The Agony of Greek Jews, 1940–1945

Download The Agony of Greek Jews, 1940–1945 PDF Online Free

Author :
Publisher : Stanford University Press
ISBN 13 : 0804772495
Total Pages : 345 pages
Book Rating : 4.8/5 (47 download)

DOWNLOAD NOW!


Book Synopsis The Agony of Greek Jews, 1940–1945 by : Steven B. Bowman

Download or read book The Agony of Greek Jews, 1940–1945 written by Steven B. Bowman and published by Stanford University Press. This book was released on 2009-10-07 with total page 345 pages. Available in PDF, EPUB and Kindle. Book excerpt: The Agony of Greek Jews tells the story of modern Greek Jewry as it came under the control of the Kingdom of Greece during the nineteenth and twentieth centuries.
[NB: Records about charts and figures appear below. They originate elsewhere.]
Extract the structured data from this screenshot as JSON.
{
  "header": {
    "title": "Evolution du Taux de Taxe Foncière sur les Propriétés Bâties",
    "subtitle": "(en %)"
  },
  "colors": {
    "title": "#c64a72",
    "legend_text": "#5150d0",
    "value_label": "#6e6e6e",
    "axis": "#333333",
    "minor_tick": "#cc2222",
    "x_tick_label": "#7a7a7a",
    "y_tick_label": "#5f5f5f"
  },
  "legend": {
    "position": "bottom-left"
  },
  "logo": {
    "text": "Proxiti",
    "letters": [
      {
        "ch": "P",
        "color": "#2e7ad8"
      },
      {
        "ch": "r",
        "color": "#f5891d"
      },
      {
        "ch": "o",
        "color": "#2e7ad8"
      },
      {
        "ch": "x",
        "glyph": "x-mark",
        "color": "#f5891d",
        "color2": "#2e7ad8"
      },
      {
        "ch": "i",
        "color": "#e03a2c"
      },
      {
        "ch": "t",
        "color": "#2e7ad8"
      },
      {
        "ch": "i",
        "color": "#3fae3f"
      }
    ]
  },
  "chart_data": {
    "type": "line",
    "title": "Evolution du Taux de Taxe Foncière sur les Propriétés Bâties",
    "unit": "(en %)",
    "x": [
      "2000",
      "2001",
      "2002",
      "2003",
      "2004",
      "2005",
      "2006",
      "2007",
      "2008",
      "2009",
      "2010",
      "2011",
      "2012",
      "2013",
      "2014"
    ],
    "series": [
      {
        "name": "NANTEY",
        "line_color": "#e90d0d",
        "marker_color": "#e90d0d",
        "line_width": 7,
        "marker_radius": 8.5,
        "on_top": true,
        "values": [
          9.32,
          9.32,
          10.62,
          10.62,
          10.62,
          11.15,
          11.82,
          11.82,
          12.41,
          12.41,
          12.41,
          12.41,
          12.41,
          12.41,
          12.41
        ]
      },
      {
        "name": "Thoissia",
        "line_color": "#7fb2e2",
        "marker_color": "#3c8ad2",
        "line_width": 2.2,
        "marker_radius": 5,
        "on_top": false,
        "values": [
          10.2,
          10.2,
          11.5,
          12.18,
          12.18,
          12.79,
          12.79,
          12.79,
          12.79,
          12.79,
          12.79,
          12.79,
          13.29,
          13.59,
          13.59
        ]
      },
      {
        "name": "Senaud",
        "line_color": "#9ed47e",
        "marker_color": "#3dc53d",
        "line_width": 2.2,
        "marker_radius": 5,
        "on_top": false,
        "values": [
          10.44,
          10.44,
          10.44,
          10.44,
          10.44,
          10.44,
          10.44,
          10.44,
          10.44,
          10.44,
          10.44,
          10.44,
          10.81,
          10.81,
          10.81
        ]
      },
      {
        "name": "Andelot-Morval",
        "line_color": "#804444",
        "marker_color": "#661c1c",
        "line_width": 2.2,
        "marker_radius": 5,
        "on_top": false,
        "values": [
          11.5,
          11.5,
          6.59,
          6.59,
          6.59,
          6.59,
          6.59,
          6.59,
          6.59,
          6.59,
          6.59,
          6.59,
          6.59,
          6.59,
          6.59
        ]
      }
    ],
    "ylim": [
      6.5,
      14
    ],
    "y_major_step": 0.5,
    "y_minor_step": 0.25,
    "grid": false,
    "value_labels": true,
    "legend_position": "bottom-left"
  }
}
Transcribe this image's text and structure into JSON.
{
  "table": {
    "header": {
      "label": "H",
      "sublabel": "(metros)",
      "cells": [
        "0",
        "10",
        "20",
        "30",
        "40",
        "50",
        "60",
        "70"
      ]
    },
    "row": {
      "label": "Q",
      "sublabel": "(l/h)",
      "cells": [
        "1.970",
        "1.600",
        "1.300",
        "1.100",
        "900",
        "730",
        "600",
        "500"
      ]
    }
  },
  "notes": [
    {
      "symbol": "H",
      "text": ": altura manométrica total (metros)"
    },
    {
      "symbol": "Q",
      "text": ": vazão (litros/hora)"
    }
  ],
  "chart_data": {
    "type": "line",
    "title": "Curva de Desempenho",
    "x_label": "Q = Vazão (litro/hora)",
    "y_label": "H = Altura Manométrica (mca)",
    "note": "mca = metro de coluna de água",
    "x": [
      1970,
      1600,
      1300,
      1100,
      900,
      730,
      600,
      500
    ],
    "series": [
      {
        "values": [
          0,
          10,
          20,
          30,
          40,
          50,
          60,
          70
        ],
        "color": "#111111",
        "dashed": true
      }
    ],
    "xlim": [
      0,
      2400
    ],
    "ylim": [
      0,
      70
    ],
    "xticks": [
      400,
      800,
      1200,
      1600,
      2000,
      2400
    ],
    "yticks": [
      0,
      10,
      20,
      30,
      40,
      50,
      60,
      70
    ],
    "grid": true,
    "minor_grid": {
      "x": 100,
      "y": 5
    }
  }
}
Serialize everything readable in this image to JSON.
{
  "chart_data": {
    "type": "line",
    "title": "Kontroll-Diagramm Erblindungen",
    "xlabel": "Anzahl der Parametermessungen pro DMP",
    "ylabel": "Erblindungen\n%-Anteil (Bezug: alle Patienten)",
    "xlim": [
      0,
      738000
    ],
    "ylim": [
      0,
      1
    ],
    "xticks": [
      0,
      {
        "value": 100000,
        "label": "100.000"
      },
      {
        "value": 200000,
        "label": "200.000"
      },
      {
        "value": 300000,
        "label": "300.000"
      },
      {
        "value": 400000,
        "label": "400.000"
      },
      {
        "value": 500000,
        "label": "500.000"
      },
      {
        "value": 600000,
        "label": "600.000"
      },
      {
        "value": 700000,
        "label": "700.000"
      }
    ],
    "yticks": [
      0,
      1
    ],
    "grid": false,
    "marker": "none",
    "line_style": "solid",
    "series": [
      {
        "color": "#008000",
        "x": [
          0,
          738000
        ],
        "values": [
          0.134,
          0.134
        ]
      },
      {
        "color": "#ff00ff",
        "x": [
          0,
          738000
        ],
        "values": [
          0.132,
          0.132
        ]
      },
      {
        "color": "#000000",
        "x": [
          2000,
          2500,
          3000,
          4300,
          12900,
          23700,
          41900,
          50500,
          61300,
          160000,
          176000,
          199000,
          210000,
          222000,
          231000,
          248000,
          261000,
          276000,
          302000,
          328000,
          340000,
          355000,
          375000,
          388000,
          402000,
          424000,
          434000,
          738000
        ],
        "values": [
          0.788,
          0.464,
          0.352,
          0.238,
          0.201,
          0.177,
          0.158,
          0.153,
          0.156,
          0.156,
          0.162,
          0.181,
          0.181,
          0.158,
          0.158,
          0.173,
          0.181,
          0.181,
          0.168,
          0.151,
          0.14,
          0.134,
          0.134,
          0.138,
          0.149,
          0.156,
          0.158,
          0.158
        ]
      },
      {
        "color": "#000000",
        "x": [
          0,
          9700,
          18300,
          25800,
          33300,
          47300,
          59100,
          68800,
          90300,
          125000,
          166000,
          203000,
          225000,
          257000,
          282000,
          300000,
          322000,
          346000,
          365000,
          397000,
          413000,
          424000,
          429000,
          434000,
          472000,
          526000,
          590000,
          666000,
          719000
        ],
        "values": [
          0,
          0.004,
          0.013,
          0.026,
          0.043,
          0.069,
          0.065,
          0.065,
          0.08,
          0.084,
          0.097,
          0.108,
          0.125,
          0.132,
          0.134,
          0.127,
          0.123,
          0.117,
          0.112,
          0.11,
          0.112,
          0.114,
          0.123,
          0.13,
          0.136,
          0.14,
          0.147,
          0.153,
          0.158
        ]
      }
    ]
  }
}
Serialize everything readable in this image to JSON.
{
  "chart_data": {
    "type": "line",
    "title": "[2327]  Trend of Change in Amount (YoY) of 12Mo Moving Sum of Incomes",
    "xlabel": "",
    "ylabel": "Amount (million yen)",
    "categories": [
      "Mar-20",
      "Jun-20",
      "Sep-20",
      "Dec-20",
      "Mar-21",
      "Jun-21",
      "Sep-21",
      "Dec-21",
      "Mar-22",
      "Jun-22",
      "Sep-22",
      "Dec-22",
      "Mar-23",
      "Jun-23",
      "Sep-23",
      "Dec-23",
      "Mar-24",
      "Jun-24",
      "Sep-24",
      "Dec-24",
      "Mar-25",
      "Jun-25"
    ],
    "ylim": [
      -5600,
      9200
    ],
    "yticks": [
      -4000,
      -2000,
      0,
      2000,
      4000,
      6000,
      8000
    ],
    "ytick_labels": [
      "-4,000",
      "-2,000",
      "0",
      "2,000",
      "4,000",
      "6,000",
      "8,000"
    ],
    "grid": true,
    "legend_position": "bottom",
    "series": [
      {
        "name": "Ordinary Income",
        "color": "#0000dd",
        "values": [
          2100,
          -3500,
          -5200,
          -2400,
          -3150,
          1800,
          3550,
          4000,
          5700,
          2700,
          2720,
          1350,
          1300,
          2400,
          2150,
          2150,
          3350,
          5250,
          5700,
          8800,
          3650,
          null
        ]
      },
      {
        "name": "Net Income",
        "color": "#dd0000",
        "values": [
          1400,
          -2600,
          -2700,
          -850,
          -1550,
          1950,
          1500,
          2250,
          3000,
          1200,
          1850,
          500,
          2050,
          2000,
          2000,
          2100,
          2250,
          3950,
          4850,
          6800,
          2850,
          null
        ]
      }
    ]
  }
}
In particular, it deals with the vicissitudes of those Jews who held Greek citizenship during the interwar and wartime periods. Individual chapters address the participation of Greek and Palestinian Jews in the 1941 fighting with Italy and Germany, the roles of Jews in the Greek Resistance, aid, and rescue attempts, and the problems faced by Jews who returned from the camps and the mountains in the aftermath of the German retreat. Bowman focuses on the fate of one minority group of Greek citizens during the war and explores various aspects of its relations with the conquerors, the conquered, and concerned bystanders. His book contains new archival material and interviews with survivors. It supersedes much of the general literature on the subject of Greek Jewry.